What great employee listening has in common with EX Design

Employee Engagement
Ex Design
Most organisations already know they need to listen to employees better.
There are more surveys, pulse checks and feedback tools than ever before. Platforms are becoming smarter. AI can analyse sentiment in seconds. And yet many organisations still struggle to turn feedback into meaningful improvements in employee experience.
Part of the problem is that employee listening is often treated as a research exercise rather than a human one.
The focus becomes measurement, dashboards and reporting, instead of understanding what people actually experience at work and involving them in shaping something better.
That’s where design thinking offers a useful shift in perspective.
At its core, design thinking is simply a more human-centred way of solving problems. It starts with curiosity, empathy and exploration. It recognises that human experiences are complex, emotional and personal. And it understands that the people closest to an experience are often best placed to help improve it.
When applied to employee listening, that mindset changes the conversation completely.
Instead of asking:
“How do we validate what we already think?”
We start asking:
“What’s really happening here?”
Because employee experience is rarely as simple as a dashboard suggests. Two people can work in the same organisation and experience work completely differently. What motivates one person may frustrate another. What feels supportive to one team may feel restrictive to somebody else.
That’s why genuinely effective listening requires curiosity.
Not just:
- How satisfied are you?
- Do you trust leadership?
- Would you recommend working here?
But also:
- What helps you do your best work?
- What gets in the way?
- What moments matter most?
- What creates trust, connection or meaning?
These kinds of conversations often uncover richer, more useful insight than scores alone ever can.
Another thing employee listening can learn from design thinking is the importance of involvement.

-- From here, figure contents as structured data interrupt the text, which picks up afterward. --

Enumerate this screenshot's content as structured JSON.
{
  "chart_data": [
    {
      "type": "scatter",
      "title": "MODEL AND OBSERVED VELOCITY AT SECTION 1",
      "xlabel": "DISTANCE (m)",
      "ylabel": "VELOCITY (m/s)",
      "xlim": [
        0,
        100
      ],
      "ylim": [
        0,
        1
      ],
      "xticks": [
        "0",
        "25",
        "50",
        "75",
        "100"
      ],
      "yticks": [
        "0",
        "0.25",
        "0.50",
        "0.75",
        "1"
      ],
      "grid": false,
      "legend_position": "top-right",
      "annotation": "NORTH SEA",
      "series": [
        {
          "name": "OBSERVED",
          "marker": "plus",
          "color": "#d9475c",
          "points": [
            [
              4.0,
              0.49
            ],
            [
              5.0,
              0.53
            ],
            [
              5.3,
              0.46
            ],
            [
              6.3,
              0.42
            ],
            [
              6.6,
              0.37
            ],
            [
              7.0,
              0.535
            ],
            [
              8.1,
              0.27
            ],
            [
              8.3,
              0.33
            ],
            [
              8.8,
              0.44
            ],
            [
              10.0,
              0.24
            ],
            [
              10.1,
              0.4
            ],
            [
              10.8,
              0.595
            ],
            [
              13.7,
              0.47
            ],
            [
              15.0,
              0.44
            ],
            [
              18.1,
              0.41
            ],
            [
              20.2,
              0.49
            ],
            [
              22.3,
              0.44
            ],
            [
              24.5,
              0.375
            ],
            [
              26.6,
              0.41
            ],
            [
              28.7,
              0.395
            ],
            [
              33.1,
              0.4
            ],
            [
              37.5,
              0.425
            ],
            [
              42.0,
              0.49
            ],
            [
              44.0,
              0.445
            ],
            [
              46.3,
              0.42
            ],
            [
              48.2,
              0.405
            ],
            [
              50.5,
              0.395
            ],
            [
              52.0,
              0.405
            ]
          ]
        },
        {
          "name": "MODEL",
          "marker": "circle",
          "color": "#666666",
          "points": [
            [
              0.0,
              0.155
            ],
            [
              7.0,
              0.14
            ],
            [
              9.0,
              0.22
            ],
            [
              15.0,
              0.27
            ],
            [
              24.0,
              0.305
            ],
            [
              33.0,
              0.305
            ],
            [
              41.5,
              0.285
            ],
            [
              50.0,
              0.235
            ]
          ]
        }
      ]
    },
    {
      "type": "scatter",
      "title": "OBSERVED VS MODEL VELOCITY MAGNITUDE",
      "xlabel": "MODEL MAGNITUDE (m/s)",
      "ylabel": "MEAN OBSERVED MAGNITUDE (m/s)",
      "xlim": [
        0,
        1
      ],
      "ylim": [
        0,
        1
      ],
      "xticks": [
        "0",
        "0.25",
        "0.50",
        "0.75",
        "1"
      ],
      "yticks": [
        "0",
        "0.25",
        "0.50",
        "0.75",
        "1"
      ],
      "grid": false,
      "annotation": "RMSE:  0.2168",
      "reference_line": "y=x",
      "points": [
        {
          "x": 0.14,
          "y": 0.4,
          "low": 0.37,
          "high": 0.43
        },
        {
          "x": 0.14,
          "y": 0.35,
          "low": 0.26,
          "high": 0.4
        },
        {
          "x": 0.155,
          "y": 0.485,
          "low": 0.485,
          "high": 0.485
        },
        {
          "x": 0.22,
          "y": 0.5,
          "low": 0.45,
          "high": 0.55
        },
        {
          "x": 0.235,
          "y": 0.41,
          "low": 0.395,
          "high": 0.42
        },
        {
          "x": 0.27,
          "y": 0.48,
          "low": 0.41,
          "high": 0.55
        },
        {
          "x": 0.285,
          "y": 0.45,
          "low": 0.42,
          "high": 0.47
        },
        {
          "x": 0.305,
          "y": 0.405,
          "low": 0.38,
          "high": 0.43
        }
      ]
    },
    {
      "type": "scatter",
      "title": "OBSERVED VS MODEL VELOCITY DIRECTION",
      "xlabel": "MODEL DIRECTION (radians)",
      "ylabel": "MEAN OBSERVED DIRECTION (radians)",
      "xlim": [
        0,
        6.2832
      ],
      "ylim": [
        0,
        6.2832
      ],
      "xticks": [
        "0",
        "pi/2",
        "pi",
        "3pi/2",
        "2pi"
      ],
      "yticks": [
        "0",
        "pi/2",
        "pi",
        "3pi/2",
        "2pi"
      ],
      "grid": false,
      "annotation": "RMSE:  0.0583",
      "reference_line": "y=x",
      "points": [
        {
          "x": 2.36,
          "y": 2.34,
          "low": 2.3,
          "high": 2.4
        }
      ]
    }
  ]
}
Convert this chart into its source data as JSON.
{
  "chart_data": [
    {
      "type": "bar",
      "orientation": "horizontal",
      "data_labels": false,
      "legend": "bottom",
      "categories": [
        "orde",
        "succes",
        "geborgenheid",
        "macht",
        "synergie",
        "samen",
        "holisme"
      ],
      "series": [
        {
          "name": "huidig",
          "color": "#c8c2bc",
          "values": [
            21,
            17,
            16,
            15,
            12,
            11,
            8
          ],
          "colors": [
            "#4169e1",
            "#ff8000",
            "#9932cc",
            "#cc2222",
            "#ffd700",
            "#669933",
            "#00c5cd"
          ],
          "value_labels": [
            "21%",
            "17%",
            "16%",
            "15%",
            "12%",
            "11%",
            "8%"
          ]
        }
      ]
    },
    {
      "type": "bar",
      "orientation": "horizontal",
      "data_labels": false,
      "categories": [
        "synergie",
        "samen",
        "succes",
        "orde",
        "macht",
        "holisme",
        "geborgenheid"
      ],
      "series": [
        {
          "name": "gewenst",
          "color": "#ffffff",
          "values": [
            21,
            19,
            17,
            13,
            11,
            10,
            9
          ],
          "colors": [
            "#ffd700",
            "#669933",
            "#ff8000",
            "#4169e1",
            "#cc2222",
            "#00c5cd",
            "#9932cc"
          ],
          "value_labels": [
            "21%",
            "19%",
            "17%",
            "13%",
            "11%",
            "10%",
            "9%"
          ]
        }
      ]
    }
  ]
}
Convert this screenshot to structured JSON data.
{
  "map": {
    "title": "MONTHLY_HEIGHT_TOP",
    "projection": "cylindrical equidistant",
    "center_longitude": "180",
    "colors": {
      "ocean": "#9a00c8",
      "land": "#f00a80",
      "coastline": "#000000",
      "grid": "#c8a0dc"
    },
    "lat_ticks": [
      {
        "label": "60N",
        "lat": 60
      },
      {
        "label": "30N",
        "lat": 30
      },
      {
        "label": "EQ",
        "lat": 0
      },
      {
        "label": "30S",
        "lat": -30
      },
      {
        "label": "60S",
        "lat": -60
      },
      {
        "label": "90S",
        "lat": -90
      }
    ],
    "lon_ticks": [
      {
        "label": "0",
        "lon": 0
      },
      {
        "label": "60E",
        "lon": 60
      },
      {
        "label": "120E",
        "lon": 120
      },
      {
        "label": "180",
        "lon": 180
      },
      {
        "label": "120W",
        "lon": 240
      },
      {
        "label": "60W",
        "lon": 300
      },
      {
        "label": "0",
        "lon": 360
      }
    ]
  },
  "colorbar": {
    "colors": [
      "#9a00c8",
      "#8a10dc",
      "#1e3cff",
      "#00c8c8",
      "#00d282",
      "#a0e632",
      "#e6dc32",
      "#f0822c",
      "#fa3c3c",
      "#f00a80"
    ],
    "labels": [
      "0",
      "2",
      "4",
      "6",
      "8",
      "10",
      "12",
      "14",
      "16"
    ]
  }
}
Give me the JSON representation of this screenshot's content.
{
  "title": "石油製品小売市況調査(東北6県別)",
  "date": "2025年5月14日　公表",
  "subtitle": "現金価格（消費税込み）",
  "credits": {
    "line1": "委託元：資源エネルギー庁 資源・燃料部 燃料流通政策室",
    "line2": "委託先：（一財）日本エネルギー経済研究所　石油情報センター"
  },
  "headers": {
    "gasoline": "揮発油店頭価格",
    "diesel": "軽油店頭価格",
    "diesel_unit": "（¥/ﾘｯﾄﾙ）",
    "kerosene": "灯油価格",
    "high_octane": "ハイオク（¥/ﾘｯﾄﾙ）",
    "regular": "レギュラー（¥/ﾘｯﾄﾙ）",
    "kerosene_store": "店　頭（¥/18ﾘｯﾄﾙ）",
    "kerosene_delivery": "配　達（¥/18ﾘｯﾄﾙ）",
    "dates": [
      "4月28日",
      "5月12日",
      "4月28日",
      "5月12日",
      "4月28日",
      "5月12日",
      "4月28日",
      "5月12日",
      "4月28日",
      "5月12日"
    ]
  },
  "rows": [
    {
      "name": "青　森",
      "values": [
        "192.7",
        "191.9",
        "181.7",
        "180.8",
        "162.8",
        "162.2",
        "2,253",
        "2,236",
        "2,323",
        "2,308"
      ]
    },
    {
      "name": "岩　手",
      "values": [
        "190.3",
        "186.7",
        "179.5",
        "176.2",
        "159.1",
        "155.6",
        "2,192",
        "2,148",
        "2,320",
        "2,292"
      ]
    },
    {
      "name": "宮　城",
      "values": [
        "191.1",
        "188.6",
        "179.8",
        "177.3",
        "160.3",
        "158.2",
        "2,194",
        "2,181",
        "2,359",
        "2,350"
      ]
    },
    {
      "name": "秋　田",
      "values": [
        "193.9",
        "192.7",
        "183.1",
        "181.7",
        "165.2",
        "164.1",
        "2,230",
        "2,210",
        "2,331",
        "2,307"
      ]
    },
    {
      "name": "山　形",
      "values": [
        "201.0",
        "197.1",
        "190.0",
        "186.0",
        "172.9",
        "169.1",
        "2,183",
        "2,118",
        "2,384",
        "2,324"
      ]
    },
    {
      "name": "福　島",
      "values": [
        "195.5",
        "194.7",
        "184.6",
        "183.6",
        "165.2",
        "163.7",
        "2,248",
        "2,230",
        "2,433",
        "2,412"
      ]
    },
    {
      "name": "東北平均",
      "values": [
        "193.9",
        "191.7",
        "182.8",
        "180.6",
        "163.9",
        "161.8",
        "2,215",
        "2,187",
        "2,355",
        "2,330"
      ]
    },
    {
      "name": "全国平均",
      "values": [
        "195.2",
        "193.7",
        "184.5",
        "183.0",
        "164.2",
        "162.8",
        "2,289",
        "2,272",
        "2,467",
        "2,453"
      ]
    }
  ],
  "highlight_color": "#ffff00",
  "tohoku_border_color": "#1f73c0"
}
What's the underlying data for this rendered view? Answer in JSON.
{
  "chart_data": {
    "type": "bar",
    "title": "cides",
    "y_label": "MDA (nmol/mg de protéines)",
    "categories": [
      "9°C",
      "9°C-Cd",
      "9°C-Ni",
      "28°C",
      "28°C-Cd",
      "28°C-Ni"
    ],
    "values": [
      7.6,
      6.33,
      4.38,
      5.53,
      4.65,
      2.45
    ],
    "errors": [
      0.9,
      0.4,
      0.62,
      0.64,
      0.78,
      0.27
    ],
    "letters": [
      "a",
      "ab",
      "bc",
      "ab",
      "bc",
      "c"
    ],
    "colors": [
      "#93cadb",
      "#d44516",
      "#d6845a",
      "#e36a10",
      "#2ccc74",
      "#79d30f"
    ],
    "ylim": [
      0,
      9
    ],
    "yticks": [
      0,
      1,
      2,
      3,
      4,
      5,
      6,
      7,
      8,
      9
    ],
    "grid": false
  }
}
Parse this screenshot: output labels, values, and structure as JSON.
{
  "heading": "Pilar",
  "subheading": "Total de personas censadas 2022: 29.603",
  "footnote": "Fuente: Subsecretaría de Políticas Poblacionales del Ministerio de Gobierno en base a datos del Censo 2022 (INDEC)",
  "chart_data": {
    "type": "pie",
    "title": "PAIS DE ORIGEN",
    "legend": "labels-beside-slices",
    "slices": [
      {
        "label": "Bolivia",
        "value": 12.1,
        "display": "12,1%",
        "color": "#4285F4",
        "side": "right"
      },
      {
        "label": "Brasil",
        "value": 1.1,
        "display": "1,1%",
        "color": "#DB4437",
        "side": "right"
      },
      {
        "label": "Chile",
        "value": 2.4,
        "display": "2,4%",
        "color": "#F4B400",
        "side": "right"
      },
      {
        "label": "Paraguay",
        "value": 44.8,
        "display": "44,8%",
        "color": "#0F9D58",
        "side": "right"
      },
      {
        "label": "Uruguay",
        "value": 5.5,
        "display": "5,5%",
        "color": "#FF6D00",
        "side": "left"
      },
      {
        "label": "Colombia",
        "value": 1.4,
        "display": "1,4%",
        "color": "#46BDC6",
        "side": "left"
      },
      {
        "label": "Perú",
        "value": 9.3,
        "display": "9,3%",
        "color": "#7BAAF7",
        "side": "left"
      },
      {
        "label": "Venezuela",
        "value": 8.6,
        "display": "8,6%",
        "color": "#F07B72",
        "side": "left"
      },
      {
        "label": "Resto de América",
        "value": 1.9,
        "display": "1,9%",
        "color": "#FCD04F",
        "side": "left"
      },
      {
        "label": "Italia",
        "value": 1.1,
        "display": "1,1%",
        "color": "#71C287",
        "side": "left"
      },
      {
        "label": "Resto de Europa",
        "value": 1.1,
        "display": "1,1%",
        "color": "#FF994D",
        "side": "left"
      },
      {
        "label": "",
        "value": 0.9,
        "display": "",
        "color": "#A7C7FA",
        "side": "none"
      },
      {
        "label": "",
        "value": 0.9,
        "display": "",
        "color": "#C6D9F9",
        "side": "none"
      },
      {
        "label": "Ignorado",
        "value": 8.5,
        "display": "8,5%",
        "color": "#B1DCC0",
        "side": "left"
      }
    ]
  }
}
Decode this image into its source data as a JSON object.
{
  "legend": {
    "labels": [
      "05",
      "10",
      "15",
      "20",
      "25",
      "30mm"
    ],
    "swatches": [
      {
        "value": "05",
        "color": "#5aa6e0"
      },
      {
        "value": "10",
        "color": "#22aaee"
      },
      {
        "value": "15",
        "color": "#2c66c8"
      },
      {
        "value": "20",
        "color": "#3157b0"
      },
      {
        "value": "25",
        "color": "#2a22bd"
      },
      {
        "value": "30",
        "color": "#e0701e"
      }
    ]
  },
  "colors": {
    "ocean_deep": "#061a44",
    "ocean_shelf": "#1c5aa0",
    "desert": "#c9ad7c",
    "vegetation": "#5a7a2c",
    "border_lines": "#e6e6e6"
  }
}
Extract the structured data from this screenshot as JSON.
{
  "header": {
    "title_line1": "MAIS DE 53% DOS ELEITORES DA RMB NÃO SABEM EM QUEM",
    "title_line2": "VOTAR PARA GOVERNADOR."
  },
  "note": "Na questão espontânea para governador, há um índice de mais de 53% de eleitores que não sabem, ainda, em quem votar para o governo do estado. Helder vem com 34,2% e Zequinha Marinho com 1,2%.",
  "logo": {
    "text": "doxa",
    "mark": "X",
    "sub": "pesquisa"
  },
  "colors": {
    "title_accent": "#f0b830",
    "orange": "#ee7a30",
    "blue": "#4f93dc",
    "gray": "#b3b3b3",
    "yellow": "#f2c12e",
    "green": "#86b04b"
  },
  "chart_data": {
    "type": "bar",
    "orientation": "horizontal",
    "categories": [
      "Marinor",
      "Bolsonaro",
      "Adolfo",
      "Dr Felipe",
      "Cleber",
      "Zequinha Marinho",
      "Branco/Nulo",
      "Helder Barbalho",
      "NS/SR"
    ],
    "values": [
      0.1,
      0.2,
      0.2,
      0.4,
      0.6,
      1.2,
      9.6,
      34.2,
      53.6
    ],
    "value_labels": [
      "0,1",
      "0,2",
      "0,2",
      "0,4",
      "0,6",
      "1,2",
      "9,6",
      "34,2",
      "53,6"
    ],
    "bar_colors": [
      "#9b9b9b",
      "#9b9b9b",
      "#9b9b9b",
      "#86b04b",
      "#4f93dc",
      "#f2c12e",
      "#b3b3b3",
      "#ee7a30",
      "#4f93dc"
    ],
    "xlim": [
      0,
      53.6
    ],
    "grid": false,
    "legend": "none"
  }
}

Traditional approaches often position employees as respondents. Complete the survey. Share feedback. Wait for the action plan.
But experience design works differently.
It treats employees as active participants in shaping better experiences. Through workshops, conversations and co-design, people help explore ideas, test improvements and shape solutions together.
That matters because people are far more likely to believe in change when they have helped create it.
Design thinking also encourages experimentation over perfection.
Many organisations unintentionally lose momentum because they wait for the perfect organisation-wide solution before taking action. Meanwhile, employees hear very little and trust starts to fade.
A more human-centred approach focuses on small improvements, continuous learning and visible progress. Testing ideas within teams. Trying new approaches. Listening, learning and refining over time.
Because employee experience is never static. Organisations evolve. Expectations shift. Teams change. Listening therefore cannot be treated as a once-a-year exercise.
It needs to become an ongoing process of curiosity, conversation and iteration.
The organisations creating the strongest employee experiences are rarely the ones with the fanciest survey platforms. They are usually the ones creating cultures where listening feels genuine, employees are involved in shaping change, and learning never really stops.